Synchrotron Emission from the Shell-Like Supernova Remnants and the Cosmic-Ray Origin

Hiroshi Tomida

We observed three shell-like supernova remnants (SNRs; G347.3-0.5, RCW86, and G156.2+5.7) with the ASCA satellite. With the spectroscopic and imaging analysis, we found both non-thermal and thermal X-rays from all of these SNRs.

The thermal emission of G347.3-0.5 is weak. This indicates that the SNR is either old, or very young with small swept-up matter. In RCW86, we found that the abundance pattern for each element is similar to that of SNR 0102-72.3 in the Small Magellanic Cloud. This suggests that RCW86 has type-II SN origin, and is consistent with the report that RCW86 resides in an OB star association. In G156.2+5.7, we found abundance concentration in the SNR center region. This is the second example among the middle-aged SNRs after Cygnus Loop. We suspect that some amount of ejecta still remains in the core region.
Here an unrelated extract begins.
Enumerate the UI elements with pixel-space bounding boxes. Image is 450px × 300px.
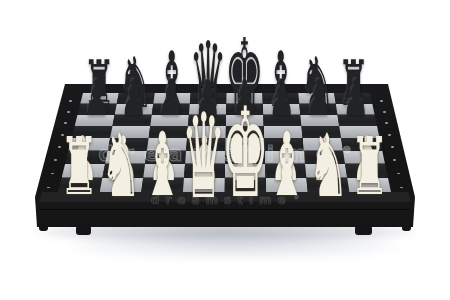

The non-thermal component is likely to be synchrotron emissions from extremely high-energy electrons. These discoveries of the synchrotron X-rays in shell-like SNRs follows those of SN1006, CasA, and IC443. Comparing the X-ray data with the radio results, we found that the synchrotron spectra break at 5-400eV. This indicates that the electron spectra break at (5-40)x10**12eV, which are higher than the break energy of the electron spectrum observed at the earth. The electron spectra are well described with the standard acceleration model. Neither SN-type nor direction of the magnetic field is essential for the acceleration efficiency. Using the model, we estimated the possible maximum energy of protons to be 10**14.5eV, which is close to so called 'knee' energy. We also estimated the total energy of electrons accelerated in SNRs to be 2x10 erg in average. We may approach to a goal to solve the long-standing problem of acceleration mechanism of the cosmic-ray, at least to energies less than 10**14.5 eV.